Após casos de sarampo, Ministério da Saúde recomenda vacinar bebês

O Ministério da Saúde reforçou a necessidade da aplicação da vacina contra o sarampo na capital paulista após três crianças menores de dois anos contraírem a infecção na zona norte da cidade, na última sexta-feira (26). O órgão também recomenda a aplicação do imunizante em Guarulhos, devido à intensa circulação de pessoas.

A vacina recomendada é a “dose zero”, que deve ser aplicada em crianças de 6 a 11 meses e 29 dias. O imunizante reforça a proteção em uma faixa etária altamente suscetível a infecções e agravamentos da doença. O procedimento também contribui para impedir que mais indivíduos sejam infectados.

A dose não substitui as já previstas no Calendário Nacional de Vacinação, disponível gratuitamente no Sistema Único de Saúde (SUS) para pessoas de 12 meses a 59 anos.

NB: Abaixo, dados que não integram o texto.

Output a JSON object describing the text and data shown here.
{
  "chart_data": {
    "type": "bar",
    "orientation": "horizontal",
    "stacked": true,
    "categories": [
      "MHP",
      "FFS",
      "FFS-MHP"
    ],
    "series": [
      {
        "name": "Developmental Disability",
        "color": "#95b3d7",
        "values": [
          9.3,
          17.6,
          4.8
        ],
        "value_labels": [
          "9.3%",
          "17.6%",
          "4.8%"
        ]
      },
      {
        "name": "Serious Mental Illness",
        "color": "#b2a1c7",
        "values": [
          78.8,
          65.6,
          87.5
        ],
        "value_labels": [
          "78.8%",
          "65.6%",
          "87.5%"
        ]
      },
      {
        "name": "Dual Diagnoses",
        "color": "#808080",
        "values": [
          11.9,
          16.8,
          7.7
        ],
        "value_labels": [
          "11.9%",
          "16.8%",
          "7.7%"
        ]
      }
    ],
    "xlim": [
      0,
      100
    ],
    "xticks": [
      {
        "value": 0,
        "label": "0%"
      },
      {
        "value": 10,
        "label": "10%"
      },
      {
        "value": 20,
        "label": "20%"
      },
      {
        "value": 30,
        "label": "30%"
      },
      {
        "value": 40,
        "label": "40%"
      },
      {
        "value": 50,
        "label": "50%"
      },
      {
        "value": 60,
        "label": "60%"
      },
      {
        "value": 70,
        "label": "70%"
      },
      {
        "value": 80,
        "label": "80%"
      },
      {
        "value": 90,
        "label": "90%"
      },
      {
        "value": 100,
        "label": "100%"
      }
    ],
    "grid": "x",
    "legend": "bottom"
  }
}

Além do reforço vacinal, estão sendo adotadas medidas de vigilância para conter a transmissão local, como busca ativa de casos suspeitos, identificação e monitoramento de contactantes, investigação epidemiológica e bloqueio vacinal nas áreas de risco.

Casos de sarampo

O Ministério da Saúde informa que os três casos de infecção podem ter ocorrido por meio do contato com pessoas procedentes do exterior. Além disso, das três crianças que testaram positivo, duas estudam na mesma creche e a terceira mora na mesma região.

No ano passado, o Brasil registrou 38 casos de contaminação por sarampo. Contudo, permanece o status de país livre do sarampo, visto que os casos aconteceram por importação.

O mesmo não pode ser dito de outros países do continente americano, principalmente da América do Norte, que concentram alta circulação da doença. No México, foram registrados 11.771 casos neste ano. Nos Estados Unidos, foram 2.104 pessoas infectadas e no Canadá, 1.073 casos.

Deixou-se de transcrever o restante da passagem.